COMMUNICATION/LANGUAGE SKILLS: Ability to speak, read and write in the English language; Spanish (or other languages) helpful. Ability to read and comprehend simple instructions, short correspondence and memos; write simple correspondence; and effectively present information in one-on-one and small group situations to customers, clients, & other employees of the organization.
MATHEMATICAL SKILLS: Ability to add, subtract, multiply, and divide in all units of measure, using whole numbers, common fractions, and decimals; and compute rate, ratio, and percent; and to draw and interpret bar graphs. An understanding of higher mathematical concepts may be required for specific departments.
REASONING AND ANALYSIS ABILITY: Ability to apply common sense understanding to carry out instructions furnished in written, oral, or diagram form; and deal with problems involving several concrete variables in standardized situations.

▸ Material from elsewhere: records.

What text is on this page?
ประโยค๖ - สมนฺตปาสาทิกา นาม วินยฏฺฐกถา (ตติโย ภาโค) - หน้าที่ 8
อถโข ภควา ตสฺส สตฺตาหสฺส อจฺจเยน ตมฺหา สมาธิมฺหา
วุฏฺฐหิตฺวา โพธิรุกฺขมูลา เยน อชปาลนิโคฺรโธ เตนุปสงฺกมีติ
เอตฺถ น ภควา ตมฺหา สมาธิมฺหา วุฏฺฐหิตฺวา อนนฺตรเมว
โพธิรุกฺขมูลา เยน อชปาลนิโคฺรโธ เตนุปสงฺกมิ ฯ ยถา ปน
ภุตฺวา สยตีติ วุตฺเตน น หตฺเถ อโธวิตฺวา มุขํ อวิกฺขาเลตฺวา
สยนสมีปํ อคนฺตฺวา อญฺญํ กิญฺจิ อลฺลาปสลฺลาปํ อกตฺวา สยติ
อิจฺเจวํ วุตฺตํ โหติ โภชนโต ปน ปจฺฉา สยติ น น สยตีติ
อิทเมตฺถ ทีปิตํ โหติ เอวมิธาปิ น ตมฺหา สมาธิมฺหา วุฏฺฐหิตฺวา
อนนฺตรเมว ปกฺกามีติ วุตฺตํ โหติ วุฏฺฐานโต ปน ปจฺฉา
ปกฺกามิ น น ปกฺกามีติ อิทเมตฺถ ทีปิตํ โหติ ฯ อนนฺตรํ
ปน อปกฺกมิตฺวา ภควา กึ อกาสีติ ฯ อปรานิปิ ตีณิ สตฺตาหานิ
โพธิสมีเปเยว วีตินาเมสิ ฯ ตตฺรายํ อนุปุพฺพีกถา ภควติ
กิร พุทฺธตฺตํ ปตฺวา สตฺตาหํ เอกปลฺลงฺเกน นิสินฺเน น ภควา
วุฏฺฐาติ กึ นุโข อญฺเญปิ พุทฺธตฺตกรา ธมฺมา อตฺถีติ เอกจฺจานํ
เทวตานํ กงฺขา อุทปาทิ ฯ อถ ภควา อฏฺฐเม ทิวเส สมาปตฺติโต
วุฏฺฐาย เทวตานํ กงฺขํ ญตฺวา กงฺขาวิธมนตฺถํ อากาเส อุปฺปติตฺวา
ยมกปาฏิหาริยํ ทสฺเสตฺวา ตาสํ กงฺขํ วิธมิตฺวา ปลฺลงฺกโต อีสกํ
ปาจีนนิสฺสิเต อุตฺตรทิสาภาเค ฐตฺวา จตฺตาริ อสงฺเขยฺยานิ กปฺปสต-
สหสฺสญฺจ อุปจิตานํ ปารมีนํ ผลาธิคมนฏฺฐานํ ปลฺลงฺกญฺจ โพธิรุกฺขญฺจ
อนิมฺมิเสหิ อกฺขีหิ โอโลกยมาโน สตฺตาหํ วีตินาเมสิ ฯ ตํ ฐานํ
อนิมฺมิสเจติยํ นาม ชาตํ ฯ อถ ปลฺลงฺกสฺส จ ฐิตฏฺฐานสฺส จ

- Strong experience supporting and working with cross-functional teams in a dynamic business environment.
- Required to be highly creative and collaborative. An ideal candidate would be expected to collaborate with both the business and IT teams to define the business problem, refine the requirements, and design and develop data deliverables accordingly. The successful candidate will also berequired to have regular discussions with data consumers on optimally refining the data pipelines developed in nonproduction environments and deploying them in production.
- Required to have the accessibility and ability to interface with, and gain the respect of, stakeholders at all levels and roles within the company.
- Is a confident, energetic self-starter, with strong interpersonal skills.
- Has good judgment, a sense of urgency and has demonstrated commitment to high standards of ethics, regulatory compliance, customer service and business integrity.